On July 15, 1800, the University of Pennsylvania bought the property, the mansion, and twelve lots, at public auction for $41,650. Classes started at this new campus in the spring of 1802. This Ninth Street campus was the university's second one. The property was renovated for the university by architect Benjamin Henry Latrobe. The Philomathean Society was organized in 1813 and had a room in the President's House. The mansion was demolished in 1829 to make room for two new university buildings, designed by architect William Strickland.

==Description==
In 1790, Governor Mifflin had originally asked Pierre Charles L'Enfant, who was planning the new federal city, Washington, D.C., for a design. The house was eventually designed and built by master builder William Williams (1749–1794). The resulting three-story house was built of brick trimmed with marble and featured a facade in the neoclassical style of British architect Robert Adam. It had a hip roof with a central glass dome and cupola, topped by an eagle sculpture.

==Artistic depictions==
In 1799, W. Birch & Son, artists William Birch and his son Thomas Birch, created the print entitled The House intended for the President of the United States, in Ninth Street Philadelphia, which depicted the house.
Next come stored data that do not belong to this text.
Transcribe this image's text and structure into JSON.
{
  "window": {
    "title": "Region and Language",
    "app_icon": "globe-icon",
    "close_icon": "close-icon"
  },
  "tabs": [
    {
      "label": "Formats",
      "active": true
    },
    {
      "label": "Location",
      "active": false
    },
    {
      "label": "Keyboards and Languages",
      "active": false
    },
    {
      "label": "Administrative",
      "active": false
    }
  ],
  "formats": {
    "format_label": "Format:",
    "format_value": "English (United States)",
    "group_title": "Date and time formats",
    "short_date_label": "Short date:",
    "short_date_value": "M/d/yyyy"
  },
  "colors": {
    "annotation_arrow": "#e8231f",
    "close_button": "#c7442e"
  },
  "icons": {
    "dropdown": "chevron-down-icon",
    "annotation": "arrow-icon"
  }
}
It was plate 13 in Birch's Views of Philadelphia, published in 1800. In 1940, the Presidential Mansion was illustrated on commemorative Wedgwood china cups for the bicentennial of the University of Pennsylvania.

==See also==
- Samuel Osgood House – First presidential mansion, used 1789–1790
- Alexander Macomb House – Second, 1790
- Government House (New York City) – House intended for the President, built 1790
- President's House (Philadelphia) – Third, 1790–1800
- White House – Fourth and current, since 1800

==Bibliography==
- Kurjack, Dennis C. (1953). "The "President's House" in Philadelphia"
- Lawler, Edward (2002). "The President's House in Philadelphia: The Rediscovery of a Lost Landmark"
- Stillman, Damie (2005). "Six Houses for the President"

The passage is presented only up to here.